WHAT CONTRIBUTED TO ZIM’S POOR GRADE 7 RESULTS?
Zimbabwe has been rated as one of the few countries in Africa whose majority population is literate, meaning (of a person) able to read and write.
In the previous years, the primary level Grade seven results gave the public other thoughts about schooling in Zimbabwe.
Two weeks ago the Zimbabwe School Examination Board released the 2020 grade 7 results.
The results were announced by the Zimsec board chairman Professor Eddie Mwenje during a virtual media conference.
Prof Mwenje said the number of candidates who sat for the Grade Seven 2020 examinations was 327 559 (167 602 females and 159 957 males), a 1,35 percent increase compared to 323 207 the preceding year.
“The 2020 national pass rate is 37,11 percent, which is lower than the 2019 national pass rate, which was 46,9 percent,” he said. “This translates to a decrease of 9, 79 percent.”

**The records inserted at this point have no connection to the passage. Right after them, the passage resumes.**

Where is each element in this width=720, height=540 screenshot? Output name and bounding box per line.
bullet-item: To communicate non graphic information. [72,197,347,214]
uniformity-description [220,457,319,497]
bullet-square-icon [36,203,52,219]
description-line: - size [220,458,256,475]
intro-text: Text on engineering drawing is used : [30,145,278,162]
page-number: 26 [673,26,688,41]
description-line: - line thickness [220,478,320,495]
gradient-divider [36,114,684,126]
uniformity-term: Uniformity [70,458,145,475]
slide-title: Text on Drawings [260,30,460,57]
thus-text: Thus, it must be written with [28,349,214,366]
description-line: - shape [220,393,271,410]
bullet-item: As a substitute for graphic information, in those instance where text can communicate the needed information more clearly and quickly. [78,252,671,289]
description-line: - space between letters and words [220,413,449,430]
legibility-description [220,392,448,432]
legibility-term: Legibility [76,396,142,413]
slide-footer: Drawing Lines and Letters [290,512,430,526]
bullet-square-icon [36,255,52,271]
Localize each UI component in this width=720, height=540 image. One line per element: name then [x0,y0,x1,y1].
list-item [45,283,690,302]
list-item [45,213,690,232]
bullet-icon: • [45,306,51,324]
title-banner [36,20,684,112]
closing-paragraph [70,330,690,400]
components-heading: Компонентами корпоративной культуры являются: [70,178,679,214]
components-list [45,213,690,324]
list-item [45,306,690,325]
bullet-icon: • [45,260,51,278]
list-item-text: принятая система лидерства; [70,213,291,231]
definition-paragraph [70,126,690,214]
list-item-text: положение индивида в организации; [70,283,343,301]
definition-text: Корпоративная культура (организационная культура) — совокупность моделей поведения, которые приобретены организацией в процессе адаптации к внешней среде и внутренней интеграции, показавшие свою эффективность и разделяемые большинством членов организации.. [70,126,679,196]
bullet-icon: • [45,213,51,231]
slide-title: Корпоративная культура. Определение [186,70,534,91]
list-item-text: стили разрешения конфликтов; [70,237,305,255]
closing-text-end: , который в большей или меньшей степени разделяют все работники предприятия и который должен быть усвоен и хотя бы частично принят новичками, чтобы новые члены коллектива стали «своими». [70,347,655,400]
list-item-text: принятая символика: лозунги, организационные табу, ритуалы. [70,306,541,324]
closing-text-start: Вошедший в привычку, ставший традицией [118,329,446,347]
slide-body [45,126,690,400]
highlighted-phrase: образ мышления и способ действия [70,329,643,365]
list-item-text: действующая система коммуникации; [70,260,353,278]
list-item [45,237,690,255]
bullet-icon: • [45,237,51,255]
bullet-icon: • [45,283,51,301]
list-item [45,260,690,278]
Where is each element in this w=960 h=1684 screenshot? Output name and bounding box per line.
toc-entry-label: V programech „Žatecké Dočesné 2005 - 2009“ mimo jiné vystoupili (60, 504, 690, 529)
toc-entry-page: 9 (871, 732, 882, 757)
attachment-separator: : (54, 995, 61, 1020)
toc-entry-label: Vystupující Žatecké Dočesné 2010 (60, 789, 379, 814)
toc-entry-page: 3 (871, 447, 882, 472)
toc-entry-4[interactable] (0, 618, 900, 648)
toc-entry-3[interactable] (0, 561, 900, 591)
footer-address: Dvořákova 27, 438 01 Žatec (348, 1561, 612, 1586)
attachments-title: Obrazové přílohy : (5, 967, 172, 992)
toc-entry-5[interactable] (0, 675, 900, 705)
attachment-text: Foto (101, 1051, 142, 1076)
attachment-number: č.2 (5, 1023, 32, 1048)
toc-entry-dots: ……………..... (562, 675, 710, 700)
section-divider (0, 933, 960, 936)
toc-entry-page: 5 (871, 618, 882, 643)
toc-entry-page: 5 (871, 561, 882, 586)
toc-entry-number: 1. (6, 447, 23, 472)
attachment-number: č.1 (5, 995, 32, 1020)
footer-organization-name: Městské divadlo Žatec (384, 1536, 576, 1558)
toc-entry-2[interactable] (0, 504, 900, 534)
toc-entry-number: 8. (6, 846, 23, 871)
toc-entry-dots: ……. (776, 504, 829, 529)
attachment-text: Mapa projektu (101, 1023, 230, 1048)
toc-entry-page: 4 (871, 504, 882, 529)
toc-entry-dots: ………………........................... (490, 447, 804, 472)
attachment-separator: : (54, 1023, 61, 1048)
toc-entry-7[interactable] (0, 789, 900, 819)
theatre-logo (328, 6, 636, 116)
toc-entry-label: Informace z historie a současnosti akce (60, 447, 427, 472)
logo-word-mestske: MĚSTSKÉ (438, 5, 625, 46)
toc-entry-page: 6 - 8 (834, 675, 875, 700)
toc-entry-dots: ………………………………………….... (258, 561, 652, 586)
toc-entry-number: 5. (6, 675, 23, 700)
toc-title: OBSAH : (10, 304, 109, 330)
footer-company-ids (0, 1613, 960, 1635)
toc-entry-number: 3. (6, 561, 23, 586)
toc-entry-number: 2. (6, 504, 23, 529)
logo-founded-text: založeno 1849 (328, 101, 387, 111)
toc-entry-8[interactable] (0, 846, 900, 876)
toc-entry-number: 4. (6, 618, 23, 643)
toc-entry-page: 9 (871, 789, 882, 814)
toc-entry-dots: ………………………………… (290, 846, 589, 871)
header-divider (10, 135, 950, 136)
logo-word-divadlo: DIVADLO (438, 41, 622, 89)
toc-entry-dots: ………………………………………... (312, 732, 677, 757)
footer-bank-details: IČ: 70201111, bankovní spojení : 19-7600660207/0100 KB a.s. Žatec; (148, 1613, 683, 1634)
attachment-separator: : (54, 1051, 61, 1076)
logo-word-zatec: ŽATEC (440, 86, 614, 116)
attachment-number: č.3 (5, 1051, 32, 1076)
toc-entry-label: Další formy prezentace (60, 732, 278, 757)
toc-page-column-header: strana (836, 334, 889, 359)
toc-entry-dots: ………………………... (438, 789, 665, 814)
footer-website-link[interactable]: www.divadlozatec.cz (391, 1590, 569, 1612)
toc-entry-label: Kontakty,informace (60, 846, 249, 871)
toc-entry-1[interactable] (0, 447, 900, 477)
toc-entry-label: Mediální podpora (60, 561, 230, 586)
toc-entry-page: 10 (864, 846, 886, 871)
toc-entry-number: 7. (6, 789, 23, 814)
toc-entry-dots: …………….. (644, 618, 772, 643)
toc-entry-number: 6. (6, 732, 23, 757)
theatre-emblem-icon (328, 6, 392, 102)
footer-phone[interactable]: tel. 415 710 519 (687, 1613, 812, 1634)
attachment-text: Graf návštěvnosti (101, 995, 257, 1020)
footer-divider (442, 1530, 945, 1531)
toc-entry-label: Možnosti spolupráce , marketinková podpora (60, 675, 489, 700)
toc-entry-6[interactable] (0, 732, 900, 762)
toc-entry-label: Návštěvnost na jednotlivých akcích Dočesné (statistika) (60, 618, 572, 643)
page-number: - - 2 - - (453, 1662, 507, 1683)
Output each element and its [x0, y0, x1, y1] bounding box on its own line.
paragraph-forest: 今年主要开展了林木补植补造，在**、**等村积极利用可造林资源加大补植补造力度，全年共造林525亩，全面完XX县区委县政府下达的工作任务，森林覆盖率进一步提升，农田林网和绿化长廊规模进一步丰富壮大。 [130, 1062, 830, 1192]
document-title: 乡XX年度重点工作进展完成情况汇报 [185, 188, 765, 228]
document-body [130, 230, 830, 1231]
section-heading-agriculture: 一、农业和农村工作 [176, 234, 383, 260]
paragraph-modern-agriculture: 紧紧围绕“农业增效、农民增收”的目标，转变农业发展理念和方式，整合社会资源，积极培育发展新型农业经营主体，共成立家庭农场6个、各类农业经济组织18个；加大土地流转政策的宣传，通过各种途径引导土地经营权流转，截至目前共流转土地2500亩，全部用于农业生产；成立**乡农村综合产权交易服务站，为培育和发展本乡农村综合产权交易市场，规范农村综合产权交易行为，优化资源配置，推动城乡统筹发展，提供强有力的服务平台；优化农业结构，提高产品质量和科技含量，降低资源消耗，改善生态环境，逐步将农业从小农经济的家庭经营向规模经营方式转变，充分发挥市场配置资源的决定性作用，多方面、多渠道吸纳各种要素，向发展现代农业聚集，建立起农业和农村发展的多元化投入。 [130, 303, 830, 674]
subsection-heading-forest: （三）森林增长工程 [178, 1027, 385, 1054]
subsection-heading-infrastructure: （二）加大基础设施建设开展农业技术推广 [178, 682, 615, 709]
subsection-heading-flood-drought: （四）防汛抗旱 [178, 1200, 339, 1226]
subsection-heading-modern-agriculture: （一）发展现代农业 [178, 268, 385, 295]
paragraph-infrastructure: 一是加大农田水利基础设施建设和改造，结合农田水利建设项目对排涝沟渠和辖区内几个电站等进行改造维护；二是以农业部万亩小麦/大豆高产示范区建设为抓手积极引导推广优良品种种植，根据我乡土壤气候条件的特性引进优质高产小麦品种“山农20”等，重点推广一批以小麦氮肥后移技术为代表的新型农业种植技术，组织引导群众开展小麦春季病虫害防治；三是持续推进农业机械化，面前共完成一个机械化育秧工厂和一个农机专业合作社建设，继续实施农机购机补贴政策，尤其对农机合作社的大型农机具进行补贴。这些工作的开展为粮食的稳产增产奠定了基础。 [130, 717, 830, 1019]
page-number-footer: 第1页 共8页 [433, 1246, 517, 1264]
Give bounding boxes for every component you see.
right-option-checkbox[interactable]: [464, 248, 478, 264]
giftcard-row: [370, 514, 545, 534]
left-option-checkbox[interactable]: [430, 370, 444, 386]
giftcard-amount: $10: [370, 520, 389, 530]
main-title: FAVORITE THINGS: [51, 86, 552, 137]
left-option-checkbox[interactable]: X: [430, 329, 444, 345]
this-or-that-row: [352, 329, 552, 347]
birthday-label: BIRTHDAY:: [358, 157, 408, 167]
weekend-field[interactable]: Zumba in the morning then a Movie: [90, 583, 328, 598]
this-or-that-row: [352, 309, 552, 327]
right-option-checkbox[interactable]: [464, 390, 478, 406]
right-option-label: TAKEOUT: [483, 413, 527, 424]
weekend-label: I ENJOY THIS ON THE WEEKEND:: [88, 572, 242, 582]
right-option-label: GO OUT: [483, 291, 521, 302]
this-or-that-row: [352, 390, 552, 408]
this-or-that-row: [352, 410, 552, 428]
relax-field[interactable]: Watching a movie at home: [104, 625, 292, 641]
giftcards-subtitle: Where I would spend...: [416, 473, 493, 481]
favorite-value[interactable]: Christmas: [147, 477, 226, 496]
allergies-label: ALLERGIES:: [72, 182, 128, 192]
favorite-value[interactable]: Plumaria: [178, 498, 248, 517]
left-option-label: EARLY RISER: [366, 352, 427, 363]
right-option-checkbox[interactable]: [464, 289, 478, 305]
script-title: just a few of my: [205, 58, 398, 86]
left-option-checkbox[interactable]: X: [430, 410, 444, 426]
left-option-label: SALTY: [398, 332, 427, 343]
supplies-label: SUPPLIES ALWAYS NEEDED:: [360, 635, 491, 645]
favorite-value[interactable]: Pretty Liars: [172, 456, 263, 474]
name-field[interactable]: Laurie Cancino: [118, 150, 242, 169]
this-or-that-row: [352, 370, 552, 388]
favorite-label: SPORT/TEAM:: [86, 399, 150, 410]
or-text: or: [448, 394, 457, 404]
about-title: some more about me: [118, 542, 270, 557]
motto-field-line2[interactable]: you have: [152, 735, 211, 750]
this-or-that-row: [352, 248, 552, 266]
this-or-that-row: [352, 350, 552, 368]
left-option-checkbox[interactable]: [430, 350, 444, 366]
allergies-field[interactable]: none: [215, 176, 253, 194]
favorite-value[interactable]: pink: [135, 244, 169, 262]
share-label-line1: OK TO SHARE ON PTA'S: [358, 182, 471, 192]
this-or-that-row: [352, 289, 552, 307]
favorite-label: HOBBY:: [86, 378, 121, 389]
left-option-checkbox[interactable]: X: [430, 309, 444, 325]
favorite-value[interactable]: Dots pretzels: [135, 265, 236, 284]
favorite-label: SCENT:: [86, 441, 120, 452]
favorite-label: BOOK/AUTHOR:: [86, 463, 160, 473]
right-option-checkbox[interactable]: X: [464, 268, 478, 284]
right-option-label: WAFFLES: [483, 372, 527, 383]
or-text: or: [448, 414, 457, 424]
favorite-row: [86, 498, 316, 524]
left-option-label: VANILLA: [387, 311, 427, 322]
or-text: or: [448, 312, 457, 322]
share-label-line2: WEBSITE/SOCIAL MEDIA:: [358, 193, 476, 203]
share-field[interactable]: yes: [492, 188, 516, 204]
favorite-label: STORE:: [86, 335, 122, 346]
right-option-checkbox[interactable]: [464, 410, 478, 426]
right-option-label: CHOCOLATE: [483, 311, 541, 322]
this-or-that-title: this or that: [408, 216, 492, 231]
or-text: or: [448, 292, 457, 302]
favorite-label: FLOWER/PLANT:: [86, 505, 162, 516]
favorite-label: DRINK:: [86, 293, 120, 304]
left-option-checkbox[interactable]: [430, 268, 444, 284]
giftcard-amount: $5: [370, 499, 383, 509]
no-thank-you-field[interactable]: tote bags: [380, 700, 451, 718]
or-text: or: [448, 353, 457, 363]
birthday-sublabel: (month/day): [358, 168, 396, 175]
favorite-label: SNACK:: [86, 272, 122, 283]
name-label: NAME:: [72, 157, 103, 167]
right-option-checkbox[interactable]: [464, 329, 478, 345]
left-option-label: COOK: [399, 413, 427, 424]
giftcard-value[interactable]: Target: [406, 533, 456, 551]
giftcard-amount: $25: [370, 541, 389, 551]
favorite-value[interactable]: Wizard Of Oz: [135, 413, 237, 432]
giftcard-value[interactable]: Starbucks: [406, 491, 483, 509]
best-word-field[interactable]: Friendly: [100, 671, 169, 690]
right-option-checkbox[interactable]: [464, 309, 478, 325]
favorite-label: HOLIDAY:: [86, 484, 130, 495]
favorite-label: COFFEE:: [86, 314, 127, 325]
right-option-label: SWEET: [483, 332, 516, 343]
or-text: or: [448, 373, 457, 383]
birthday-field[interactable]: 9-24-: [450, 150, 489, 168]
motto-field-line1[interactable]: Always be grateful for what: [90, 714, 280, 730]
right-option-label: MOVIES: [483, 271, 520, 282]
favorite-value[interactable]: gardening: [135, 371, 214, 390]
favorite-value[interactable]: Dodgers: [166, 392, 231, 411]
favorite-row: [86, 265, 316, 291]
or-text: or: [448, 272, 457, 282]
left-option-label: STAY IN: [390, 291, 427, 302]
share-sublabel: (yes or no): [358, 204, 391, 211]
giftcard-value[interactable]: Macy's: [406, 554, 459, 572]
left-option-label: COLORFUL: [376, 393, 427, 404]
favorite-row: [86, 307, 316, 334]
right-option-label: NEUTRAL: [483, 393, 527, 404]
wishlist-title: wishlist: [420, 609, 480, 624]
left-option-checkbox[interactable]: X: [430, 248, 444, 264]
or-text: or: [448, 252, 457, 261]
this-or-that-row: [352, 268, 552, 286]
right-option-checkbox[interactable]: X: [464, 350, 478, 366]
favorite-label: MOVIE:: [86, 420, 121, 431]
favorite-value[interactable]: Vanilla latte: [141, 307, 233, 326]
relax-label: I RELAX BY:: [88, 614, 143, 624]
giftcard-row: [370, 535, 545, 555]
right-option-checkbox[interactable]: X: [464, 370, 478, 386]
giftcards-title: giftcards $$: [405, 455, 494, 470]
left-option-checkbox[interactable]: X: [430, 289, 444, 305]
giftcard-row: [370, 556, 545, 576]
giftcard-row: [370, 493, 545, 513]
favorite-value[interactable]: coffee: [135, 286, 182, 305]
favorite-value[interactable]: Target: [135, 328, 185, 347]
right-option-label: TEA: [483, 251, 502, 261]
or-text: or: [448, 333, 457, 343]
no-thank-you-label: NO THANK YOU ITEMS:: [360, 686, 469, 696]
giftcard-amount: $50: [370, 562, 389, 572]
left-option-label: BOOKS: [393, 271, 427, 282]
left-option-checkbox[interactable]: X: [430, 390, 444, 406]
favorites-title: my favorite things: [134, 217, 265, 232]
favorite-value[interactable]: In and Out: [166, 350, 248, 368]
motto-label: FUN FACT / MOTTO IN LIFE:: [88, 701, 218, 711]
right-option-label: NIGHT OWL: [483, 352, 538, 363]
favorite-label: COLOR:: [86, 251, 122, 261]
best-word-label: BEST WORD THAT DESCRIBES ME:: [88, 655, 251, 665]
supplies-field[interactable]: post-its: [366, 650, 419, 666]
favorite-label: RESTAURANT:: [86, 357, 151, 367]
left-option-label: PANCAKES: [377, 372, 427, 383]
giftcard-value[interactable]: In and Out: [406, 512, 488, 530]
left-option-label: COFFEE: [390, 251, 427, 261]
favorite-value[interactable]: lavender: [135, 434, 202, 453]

“Like in 2019, indigenous languages, again, recorded high subject pass rates when compared to performances in English, Mathematics, Agriculture and General Paper,” he said.
In a document revealed by the examinations board, 88 primary schools in Zimbabwe purportedly recorded a zero percent pass rate in this year’s Grade seven examination results.
The ARTUZ secretary-general Robson Chere pinned out that teachers might be the key players in the education system and they won’t create any miracle that will allow candidates to pass the examinations.
In an interview with a social and political analyst as well as commentator, Effie Ncube said that the 2020 grade seven results unmasked a ‘terrible picture’ about the country’s primary education system.
Ncube urged all stakeholders in the education sector to work together and find a solution to solve the situation and that the government should have an open discussion with all those that are involved in the education sector.
“Government should decently engage all employees. It will lower the industrial action, we will see teachers in the classroom every day throughout the year,” he said.
Ncube also said Covid 19 should not be seen as the factor that caused the decline of the grade seven results.
He said throughout the pandemic, schools were closed and students had to rely on E-Learning (which has a high cost of data) and some had to attend illegal extra lessons.
Ncube, therefore, proposed that for the country to go back to its golden days the government needs to invest more in education and the public should try and eliminate cultural and social barriers that are stopping the country to produce good results.